Discovery of Supergravity at Stony Brook Recognized by the
APS Dannie Heineman Prize

Peter van Nieuwenhuizen Sergio Ferrara Daniel Z. Freedman

Distinguished Professor Peter van Nieuwenhuizen, along with Profs. Daniel Z. Freedman of MIT and Sergio Ferrara of CERN have been named recipients of the 2006 Dannie Heineman Prize for Mathematical Physics, of the American Physical Society. The Prize recognizes the discovery of supergravity, announced in a series of papers in 1976, when D. Z. Freedman was on the faculty of the Institute and Ferrara was a long-term visitor here. In 1993, the trio received the prestigious Dirac Medal of the International Center for Theoretical Physics, Trieste, Italy for this work.

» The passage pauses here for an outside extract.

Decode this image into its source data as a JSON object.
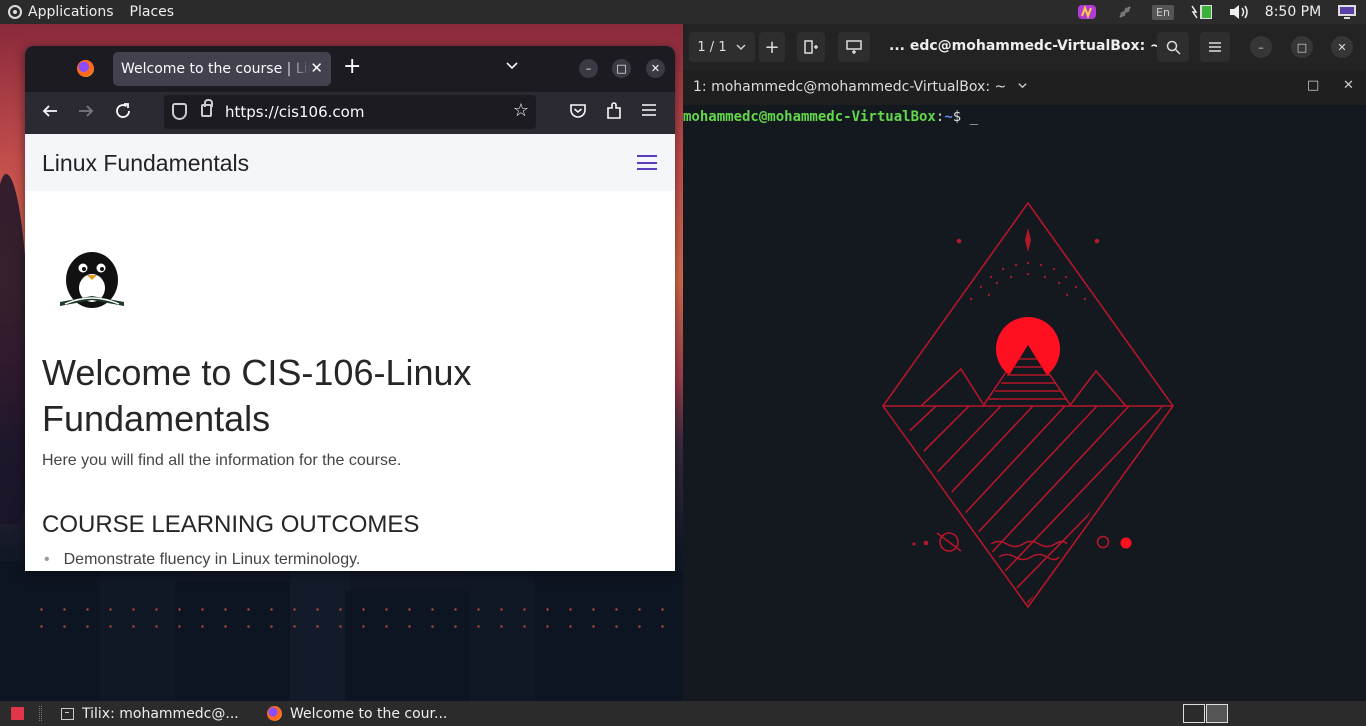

Supergravity, which generalizes Einstein's theory of gravity by incorporating the then-new idea of supersymmetry, quickly became a pillar of mathematical physics. In the following decades its many implications for physics beyond the standard model, for string theory and for mathematics have become more and more evident, so that now, nearly thirty years later, supergravity is as much a subject of interest as ever.

The Heineman Prize is one of the oldest and most prestigious of the American Physical Society international prizes, with an all-star cast of former winners, including Stony Brook Distinguished Professors Barry McCoy of the YITP and James Glimm of the Department of Applied Mathematics and Statistics. The complete list, newly rounded out with Ferrara, Freedman and van Nieuwenhuizen, may be found at http://www.aps.org/praw/heineman/ . The prize is traditionally presented at the APS April Meeting.

With this Prize, YITP faculty have received five major APS prizes over the past seven years: in 1999 the Lars Onsager Prize in statistical physics to Einstein Professor Emeritous Chen Ning Yang and the Heineman Prize to Distinguished Professor Barry McCoy, in 2001 the Bethe Prize for astrophysics to Distinguished Professor Gerald E. Brown (joint appointment with the Department of Physics and Astronomy), in 2003 the J. J. Sakurai Prize for particle theory to Distinguished Professor George Sterman, and now in 2006 the Heineman Prize once again.